Christ Church Tower, Greyfriars by Brron
Come with us first to Christchurch Tower on Newgate Street near St Paul’s Cathedral, which is the tower of a Wren church destroyed in the Blitz. The site of the church and graveyard was left as a garden after the war though some walls still remain. It often goes by the name of the friary that previously occupied the site: Greyfriars.
The Franciscan order of grey robed monks had a lot of influence before the dissolution of the monasteries and it’s this part of its history that lingers. Gentleman ghost writer Peter Underwood records, in his book ‘ Haunted London’, that a russet-robed monk haunted here, walking barefoot in the “early hours of misty autumn mornings”. The Franciscan’s wore russet-red robes on arrival in England before reverting to their traditional grey garb.

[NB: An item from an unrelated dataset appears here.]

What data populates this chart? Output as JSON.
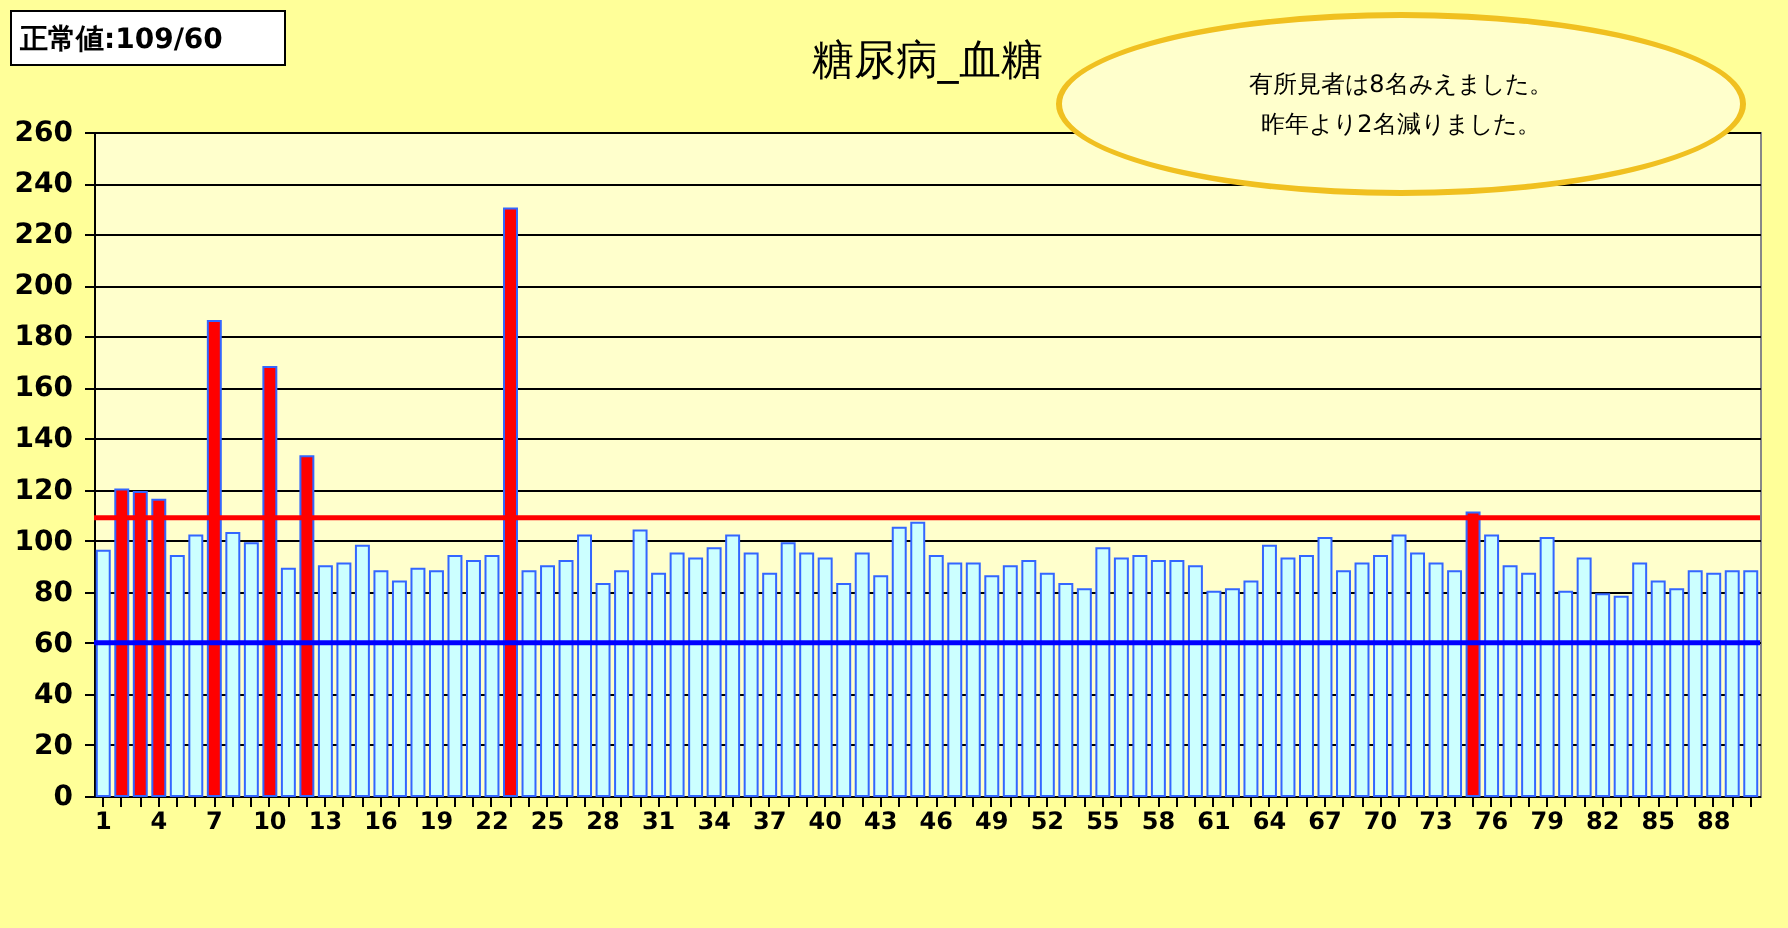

He is the only peaceful ghost here. Elizabeth Barton, the ‘holy maid of Kent’ was a nun who had started having prophetic visions in 1525. Her prophecy and enthusiastic Catholicism made her popular until she made the mistake of predicting the death of Henry VIII after he broke with Rome. Henry lived and Elizabeth was hanged at Tyburn for treason and buried at Greyfriars. Her ghost roams “wild and restless” around the remains of the graveyard.
Pre-Henry VIII Greyfriars was a popular place for monarchs to rest, some with alleged sex lives more varied and hectic than Henry’s. Isabella of France is buried here holding the heart of her king, Edward II. She couldn’t get hold of much else of him as he was, apparently, an enthusiastic bisexual philander. Isabella, with her lover Roger Mortimer, staged a coup and the legend (or 'old, old conspiracy theory' as some legends are) tells of Isabella having Edward murdered by ordering a red hot poker to be shoved up one of the many places a red hot poker shouldn’t go, burning his “inner portions beyond the intestines”.

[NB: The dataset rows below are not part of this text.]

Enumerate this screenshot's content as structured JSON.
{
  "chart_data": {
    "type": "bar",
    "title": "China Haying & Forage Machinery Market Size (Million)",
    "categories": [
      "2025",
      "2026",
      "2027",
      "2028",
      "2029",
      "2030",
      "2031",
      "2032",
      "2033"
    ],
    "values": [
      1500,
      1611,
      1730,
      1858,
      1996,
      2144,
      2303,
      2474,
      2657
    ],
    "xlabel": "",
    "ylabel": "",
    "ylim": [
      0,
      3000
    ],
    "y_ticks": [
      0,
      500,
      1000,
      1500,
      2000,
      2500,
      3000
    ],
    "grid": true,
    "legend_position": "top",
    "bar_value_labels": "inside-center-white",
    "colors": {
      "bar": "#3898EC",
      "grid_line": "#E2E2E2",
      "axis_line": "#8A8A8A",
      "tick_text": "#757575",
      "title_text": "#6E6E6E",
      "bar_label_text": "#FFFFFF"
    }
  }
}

Homophobic hate-crime or act of passion? Her ghost haunts Greyfriars so perhaps you could ask her yourself. Richard Jones’s ‘Walking Haunted London’ reports that she clutches Edward’s ghost heart as she “flits amongst the trees and bushes”.

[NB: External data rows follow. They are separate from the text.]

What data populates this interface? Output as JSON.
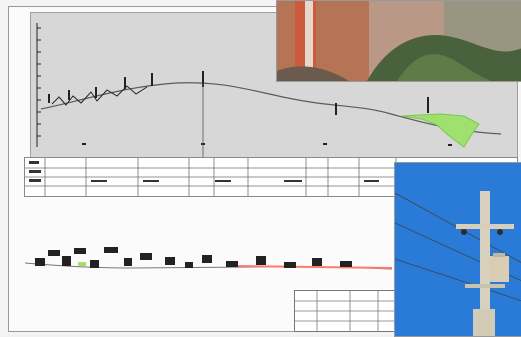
{
  "figure": {
    "kind": "engineering profile and plan sheet with inset photos",
    "photos": [
      {
        "name": "brick-wall-photo"
      },
      {
        "name": "utility-pole-photo"
      }
    ]
  },
  "colors": {
    "profile_fill": "#d7d7d7",
    "ground_line": "#5d5d5d",
    "green_cut": "#9fe06f",
    "plan_red": "#ff7a6b",
    "sheet_border": "#9a9a9a"
  }
}
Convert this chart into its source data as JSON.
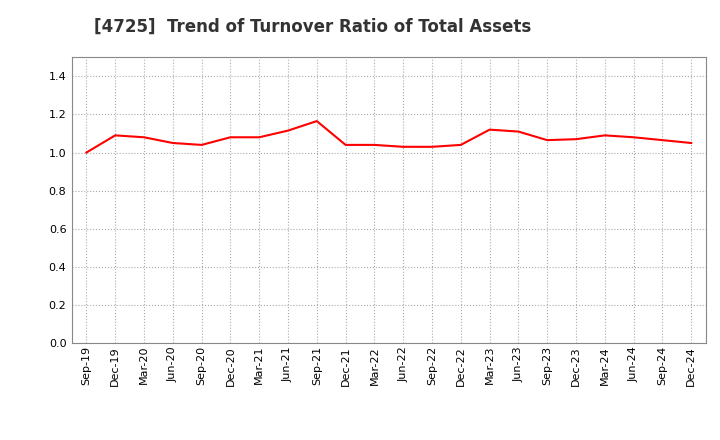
{
  "title": "[4725]  Trend of Turnover Ratio of Total Assets",
  "labels": [
    "Sep-19",
    "Dec-19",
    "Mar-20",
    "Jun-20",
    "Sep-20",
    "Dec-20",
    "Mar-21",
    "Jun-21",
    "Sep-21",
    "Dec-21",
    "Mar-22",
    "Jun-22",
    "Sep-22",
    "Dec-22",
    "Mar-23",
    "Jun-23",
    "Sep-23",
    "Dec-23",
    "Mar-24",
    "Jun-24",
    "Sep-24",
    "Dec-24"
  ],
  "values": [
    1.0,
    1.09,
    1.08,
    1.05,
    1.04,
    1.08,
    1.08,
    1.115,
    1.165,
    1.04,
    1.04,
    1.03,
    1.03,
    1.04,
    1.12,
    1.11,
    1.065,
    1.07,
    1.09,
    1.08,
    1.065,
    1.05
  ],
  "line_color": "#ff0000",
  "line_width": 1.5,
  "ylim": [
    0.0,
    1.5
  ],
  "yticks": [
    0.0,
    0.2,
    0.4,
    0.6,
    0.8,
    1.0,
    1.2,
    1.4
  ],
  "grid_color": "#aaaaaa",
  "background_color": "#ffffff",
  "title_fontsize": 12,
  "tick_fontsize": 8,
  "title_color": "#333333"
}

The ghost of Lady Alice (or Agnes) Hungerford also haunts Greyfriars. She only poisoned her husband before being hanged in 1523 and deposited in to Greyfriars graveyard. A watchman recognised her ghost one summer evening from her dignity and beauty but also her arrogant attitude. He was so scared he fled and gave up his job. “He had seen enough of the ghosts,” Underwood writes, “and he saw only one.”
But in ‘Walking Haunted London’ and JA Brook’s ‘Ghosts of London’ Alice and Isabella’s haughty, husband-slaughtering ghosts met within Greyfriars and a night watchman got ‘caught in the midst’ of their fight. He, according to Jones, fled and gave up his job ‘without pay’. Whether he the same apocryphal watchman that Underwood mentions or Greyfriars is not the place to loiter at night, Fortean London does not know as present. We merely recommend Greyfriars as a fine place to have lunch but maybe not a midnight snack.